A autorização foi concedida meses antes da liquidação extrajudicial do Banco Master, decretada em novembro de 2025. O Banco Voiter, que recebeu o nome de Banco Pleno após a aquisição, integrava o conglomerado prudencial do Master, mas não foi incluído no processo de liquidação.
O BC comunicou ao TCU que detectou a cessão de créditos inexistentes ao BRB, adquiridos pelo Master de empresa terceira. Esses indícios de crimes contra o Sistema Financeiro Nacional foram repassados ao Ministério Público Federal em julho de 2025.

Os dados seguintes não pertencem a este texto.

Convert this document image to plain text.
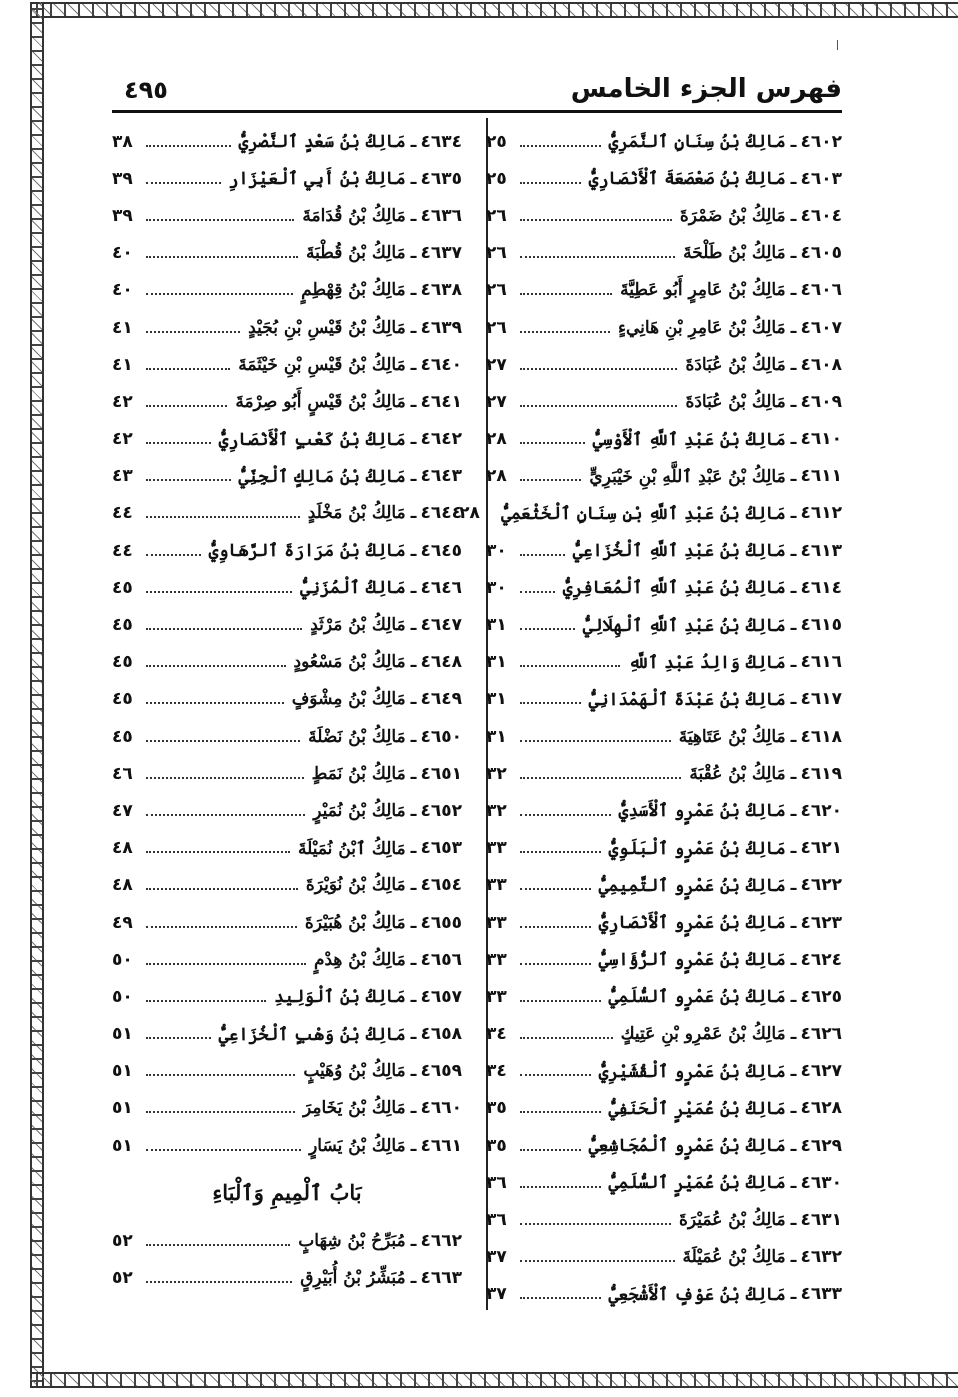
٤٩٥	فهرس الجزء الخامس
٤٦٠٢
ـ
مَالِكُ بْنُ سِنَانٍ ٱلنَّمَرِيُّ
٢٥
٤٦٠٣
ـ
مَالِكُ بْنُ صَعْصَعَةَ ٱلْأَنْصَارِيُّ
٢٥
٤٦٠٤
ـ
مَالِكُ بْنُ ضَمْرَةَ
٢٦
٤٦٠٥
ـ
مَالِكُ بْنُ طَلْحَةَ
٢٦
٤٦٠٦
ـ
مَالِكُ بْنُ عَامِرٍ أَبُو عَطِيَّةَ
٢٦
٤٦٠٧
ـ
مَالِكُ بْنُ عَامِرِ بْنِ هَانِيءٍ
٢٦
٤٦٠٨
ـ
مَالِكُ بْنُ عُبَادَةَ
٢٧
٤٦٠٩
ـ
مَالِكُ بْنُ عُبَادَةَ
٢٧
٤٦١٠
ـ
مَالِكُ بْنُ عَبْدِ ٱللَّهِ ٱلْأَوْسِيُّ
٢٨
٤٦١١
ـ
مَالِكُ بْنُ عَبْدِ ٱللَّهِ بْنِ خَيْبَرِيٍّ
٢٨
٤٦١٢
ـ
مَالِكُ بْنُ عَبْدِ ٱللَّهِ بْنِ سِنَانٍ ٱلْخَثْعَمِيُّ
٢٨
٤٦١٣
ـ
مَالِكُ بْنُ عَبْدِ ٱللَّهِ ٱلْخُزَاعِيُّ
٣٠
٤٦١٤
ـ
مَالِكُ بْنُ عَبْدِ ٱللَّهِ ٱلْمُعَافِرِيُّ
٣٠
٤٦١٥
ـ
مَالِكُ بْنُ عَبْدِ ٱللَّهِ ٱلْهِلَالِيُّ
٣١
٤٦١٦
ـ
مَالِكُ وَالِدُ عَبْدِ ٱللَّهِ
٣١
٤٦١٧
ـ
مَالِكُ بْنُ عَبْدَةَ ٱلْهَمْدَانِيُّ
٣١
٤٦١٨
ـ
مَالِكُ بْنُ عَتَاهِيَةَ
٣١
٤٦١٩
ـ
مَالِكُ بْنُ عُقْبَةَ
٣٢
٤٦٢٠
ـ
مَالِكُ بْنُ عَمْرٍو ٱلْأَسَدِيُّ
٣٢
٤٦٢١
ـ
مَالِكُ بْنُ عَمْرٍو ٱلْبَلَوِيُّ
٣٣
٤٦٢٢
ـ
مَالِكُ بْنُ عَمْرٍو ٱلتَّمِيمِيُّ
٣٣
٤٦٢٣
ـ
مَالِكُ بْنُ عَمْرٍو ٱلْأَنْصَارِيُّ
٣٣
٤٦٢٤
ـ
مَالِكُ بْنُ عَمْرٍو ٱلرُّؤَاسِيُّ
٣٣
٤٦٢٥
ـ
مَالِكُ بْنُ عَمْرٍو ٱلسُّلَمِيُّ
٣٣
٤٦٢٦
ـ
مَالِكُ بْنُ عَمْرِو بْنِ عَتِيكٍ
٣٤
٤٦٢٧
ـ
مَالِكُ بْنُ عَمْرٍو ٱلْقُشَيْرِيُّ
٣٤
٤٦٢٨
ـ
مَالِكُ بْنُ عُمَيْرٍ ٱلْحَنَفِيُّ
٣٥
٤٦٢٩
ـ
مَالِكُ بْنُ عَمْرٍو ٱلْمُجَاشِعِيُّ
٣٥
٤٦٣٠
ـ
مَالِكُ بْنُ عُمَيْرٍ ٱلسُّلَمِيُّ
٣٦
٤٦٣١
ـ
مَالِكُ بْنُ عُمَيْرَةَ
٣٦
٤٦٣٢
ـ
مَالِكُ بْنُ عُمَيْلَةَ
٣٧
٤٦٣٣
ـ
مَالِكُ بْنُ عَوْفٍ ٱلْأَشْجَعِيُّ
٣٧
٤٦٣٤
ـ
مَالِكُ بْنُ سَعْدٍ ٱلنَّصْرِيُّ
٣٨
٤٦٣٥
ـ
مَالِكُ بْنُ أَبِي ٱلْعَيْزَارِ
٣٩
٤٦٣٦
ـ
مَالِكُ بْنُ قُدَامَةَ
٣٩
٤٦٣٧
ـ
مَالِكُ بْنُ قُطْبَةَ
٤٠
٤٦٣٨
ـ
مَالِكُ بْنُ قِهْطِمٍ
٤٠
٤٦٣٩
ـ
مَالِكُ بْنُ قَيْسِ بْنِ بُجَيْدٍ
٤١
٤٦٤٠
ـ
مَالِكُ بْنُ قَيْسِ بْنِ خَيْثَمَةَ
٤١
٤٦٤١
ـ
مَالِكُ بْنُ قَيْسٍ أَبُو صِرْمَةَ
٤٢
٤٦٤٢
ـ
مَالِكُ بْنُ كَعْبٍ ٱلْأَنْصَارِيُّ
٤٢
٤٦٤٣
ـ
مَالِكُ بْنُ مَالِكٍ ٱلْجِنِّيُّ
٤٣
٤٦٤٤
ـ
مَالِكُ بْنُ مَخْلَدٍ
٤٤
٤٦٤٥
ـ
مَالِكُ بْنُ مَرَارَةَ ٱلرَّهَاوِيُّ
٤٤
٤٦٤٦
ـ
مَالِكُ ٱلْمُزَنِيُّ
٤٥
٤٦٤٧
ـ
مَالِكُ بْنُ مَرْثَدٍ
٤٥
٤٦٤٨
ـ
مَالِكُ بْنُ مَسْعُودٍ
٤٥
٤٦٤٩
ـ
مَالِكُ بْنُ مِشْوَفٍ
٤٥
٤٦٥٠
ـ
مَالِكُ بْنُ نَضْلَةَ
٤٥
٤٦٥١
ـ
مَالِكُ بْنُ نَمَطٍ
٤٦
٤٦٥٢
ـ
مَالِكُ بْنُ نُمَيْرٍ
٤٧
٤٦٥٣
ـ
مَالِكُ ٱبْنُ نُمَيْلَةَ
٤٨
٤٦٥٤
ـ
مَالِكُ بْنُ نُوَيْرَةَ
٤٨
٤٦٥٥
ـ
مَالِكُ بْنُ هُبَيْرَةَ
٤٩
٤٦٥٦
ـ
مَالِكُ بْنُ هِدْمٍ
٥٠
٤٦٥٧
ـ
مَالِكُ بْنُ ٱلْوَلِيدِ
٥٠
٤٦٥٨
ـ
مَالِكُ بْنُ وَهْبٍ ٱلْخُزَاعِيُّ
٥١
٤٦٥٩
ـ
مَالِكُ بْنُ وُهَيْبٍ
٥١
٤٦٦٠
ـ
مَالِكُ بْنُ يَخَامِرَ
٥١
٤٦٦١
ـ
مَالِكُ بْنُ يَسَارٍ
٥١
بَابُ ٱلْمِيمِ وَٱلْبَاءِ
٤٦٦٢
ـ
مُبَرِّحُ بْنُ شِهَابٍ
٥٢
٤٦٦٣
ـ
مُبَشِّرُ بْنُ أُبَيْرِقٍ
٥٢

A transferência do controle do Voiter para Augusto Lima foi autorizada em 24 de julho de 2025, simultaneamente ao comunicado ao MPF. O Master tentou obter recursos mediante a venda de ativos pessoais entre abril e novembro daquele ano, por não conseguir cumprir recolhimentos compulsórios.
A autoridade monetária permitiu a movimentação de ativos dentro do conglomerado como forma de sustentar financeiramente o Master. Essa operação preservou o Banco Pleno, que não sofreu intervenção, enquanto parte dos recursos e operações foi direcionada para a nova estrutura sob controle de Lima.

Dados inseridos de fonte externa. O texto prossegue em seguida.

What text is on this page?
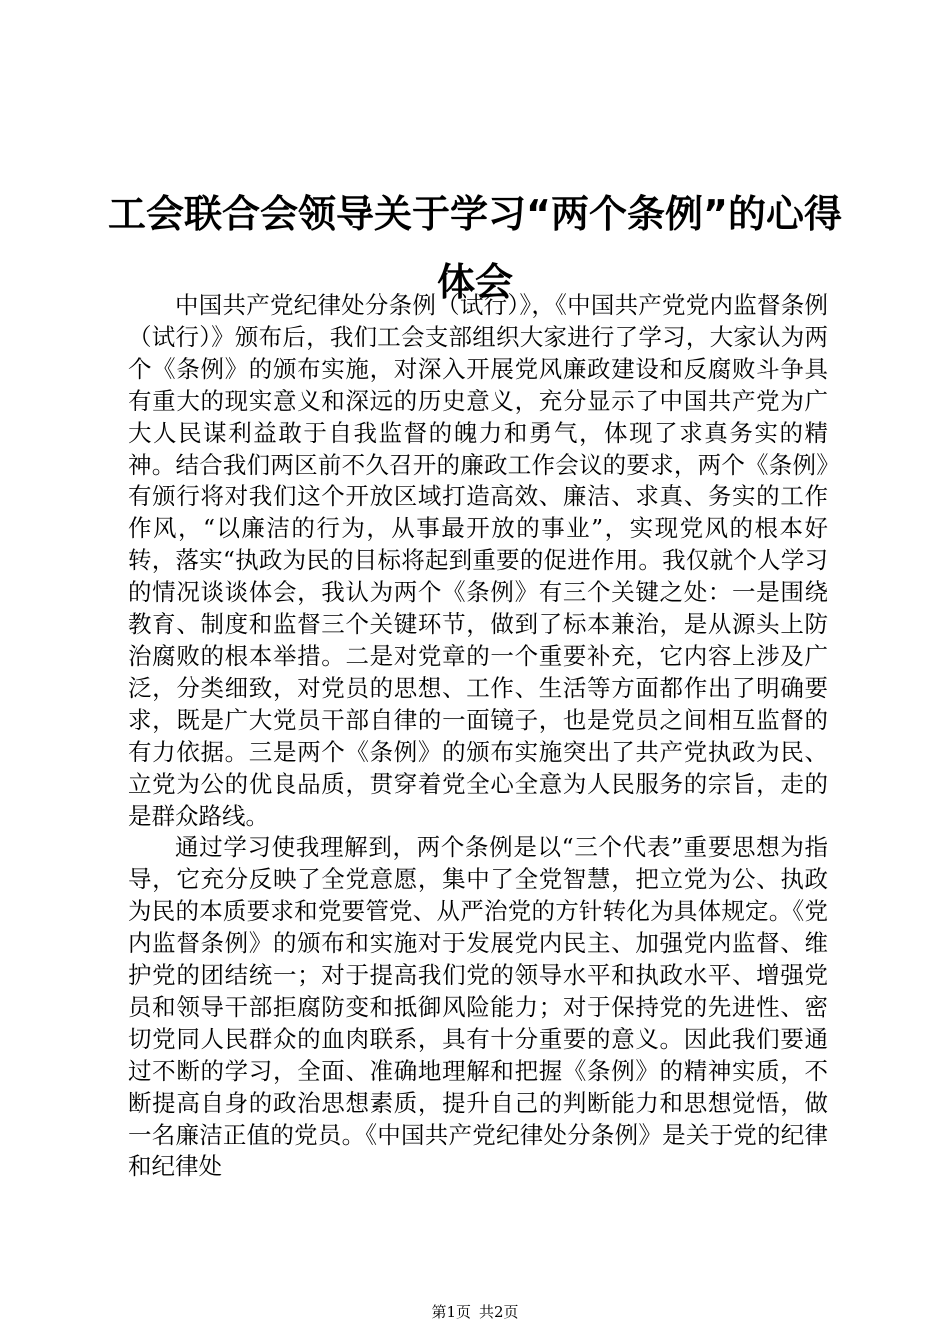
工会联合会领导关于学习“两个条例”的心得体会

中国共产党纪律处分条例（试行）》，《中国共产党党内监督条例（试行）》颁布后，我们工会支部组织大家进行了学习，大家认为两个《条例》的颁布实施，对深入开展党风廉政建设和反腐败斗争具有重大的现实意义和深远的历史意义，充分显示了中国共产党为广大人民谋利益敢于自我监督的魄力和勇气，体现了求真务实的精神。结合我们两区前不久召开的廉政工作会议的要求，两个《条例》有颁行将对我们这个开放区域打造高效、廉洁、求真、务实的工作作风，“以廉洁的行为，从事最开放的事业”，实现党风的根本好转，落实“执政为民的目标将起到重要的促进作用。我仅就个人学习的情况谈谈体会，我认为两个《条例》有三个关键之处：一是围绕教育、制度和监督三个关键环节，做到了标本兼治，是从源头上防治腐败的根本举措。二是对党章的一个重要补充，它内容上涉及广泛，分类细致，对党员的思想、工作、生活等方面都作出了明确要求，既是广大党员干部自律的一面镜子，也是党员之间相互监督的有力依据。三是两个《条例》的颁布实施突出了共产党执政为民、立党为公的优良品质，贯穿着党全心全意为人民服务的宗旨，走的是群众路线。

通过学习使我理解到，两个条例是以“三个代表”重要思想为指导，它充分反映了全党意愿，集中了全党智慧，把立党为公、执政为民的本质要求和党要管党、从严治党的方针转化为具体规定。《党内监督条例》的颁布和实施对于发展党内民主、加强党内监督、维护党的团结统一；对于提高我们党的领导水平和执政水平、增强党员和领导干部拒腐防变和抵御风险能力；对于保持党的先进性、密切党同人民群众的血肉联系，具有十分重要的意义。因此我们要通过不断的学习，全面、准确地理解和把握《条例》的精神实质，不断提高自身的政治思想素质，提升自己的判断能力和思想觉悟，做一名廉洁正值的党员。《中国共产党纪律处分条例》是关于党的纪律和纪律处

第1页 共2页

Lima foi preso em novembro de 2025, durante a Operação Compliance Zero, conduzida pela Polícia Federal, que também deteve Daniel Vorcaro, controlador do Banco Master. A investigação examina a venda de carteiras de crédito no valor de R$ 11,5 bilhões, consideradas fraudulentas.
Na mesma operação, a PF apreendeu R$ 1,6 milhão em dinheiro e diversos bens de alto valor na residência de Lima. O empresário foi libertado posteriormente, e as investigações continuam em andamento.
Augusto Ferreira Lima construiu sua carreira no crédito consignado e chegou a ser sócio e CEO do Banco Master. Natural da Bahia, iniciou no mercado financeiro em 2018, após a privatização da Empresa Baiana de Alimentos (Ebal) durante a gestão estadual de Rui Costa, atual ministro da Casa Civil.
A partir da estrutura da antiga Ebal, Lima criou o Credcesta, produto de crédito consignado para servidores públicos, firmando convênios com o governo baiano. O modelo foi incorporado ao Banco Master quando Lima se associou a Vorcaro em 2019.
Lima deixou o Master em maio de 2024. Em junho de 2025 adquiriu o Banco Voiter com autorização do BC, renomeando-o para Banco Pleno. Investiu R$ 160 milhões e concentrou as operações de crédito consignado, inclusive o Credcesta, na nova instituição.
O Banco Pleno segue operando, apesar da prisão de Lima e das investigações em curso. A separação societária realizada antes da liquidação do Master e a autorização formal do BC explicam por que a entidade não foi atingida pelas medidas aplicadas ao conglomerado de Daniel Vorcaro.